Seeing that he was not pursued, To’ Kâya returned, and went to Tŭngku Long
Pĕndêkar's house. At the alarm of fire, all the men in the house—Tŭngku Long,
Tŭngku Îtam, Tŭngku Pa, Tŭngku Chik, and Che’ Mat Tŭkang—had rushed out,
but all of them had gone back again to remove their effects, with the exception
of Tŭngku Long himself, who stood looking at the flames. He was armed with a
rattan-work shield, and an ancient and very pliable native sword. As he stood
gazing upwards, quite unaware that any trouble, other than that involved by the
conflagration, was toward, To’ Kâya rushed upon him and stabbed him with his
spear in the ribs. For a long time they fought, Tŭngku Long lashing To’ Kâya
with his little pliable sword, but only succeeding in bruising him. At length, To’
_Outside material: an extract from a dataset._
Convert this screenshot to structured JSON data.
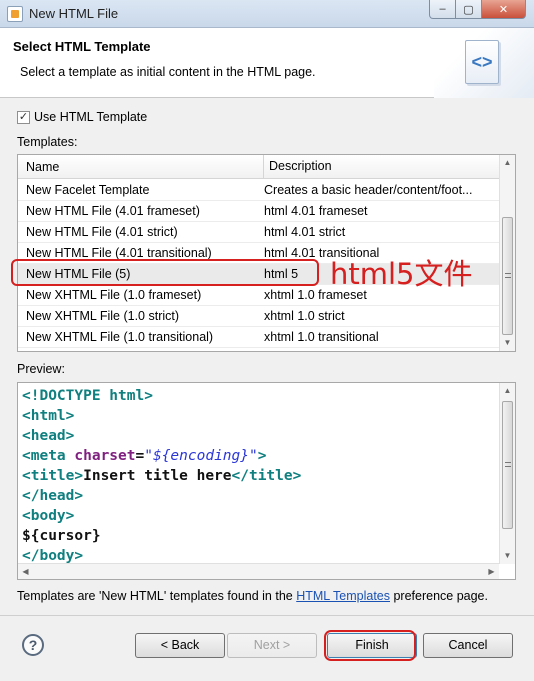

Kâya was wounded in the left hand, and almost at the same moment he struck
Tŭngku Long with such force in the centre of the shield that he knocked him
down. He then jumped upon his chest, and, stabbing downwards, as one stabs
fish with a spear, pinned him through the neck. Tŭngku Îtam, who had been
watching the struggle as men watch a cock-fight, without taking any part in it,
then ran away. To’ Kâya passed out of the compound, and Che’ Mat Tŭkang,
running out of the house, climbed up the fence and threw a spear at To’ Kâya,
striking him in the back. Che’ Mat then very prudently ran away too.


To’ Kâya, passing up the path, met a woman named Ma’ Chik—a very aged,
bent, and feeble crone—and her he stabbed in the breast, killing her on the spot.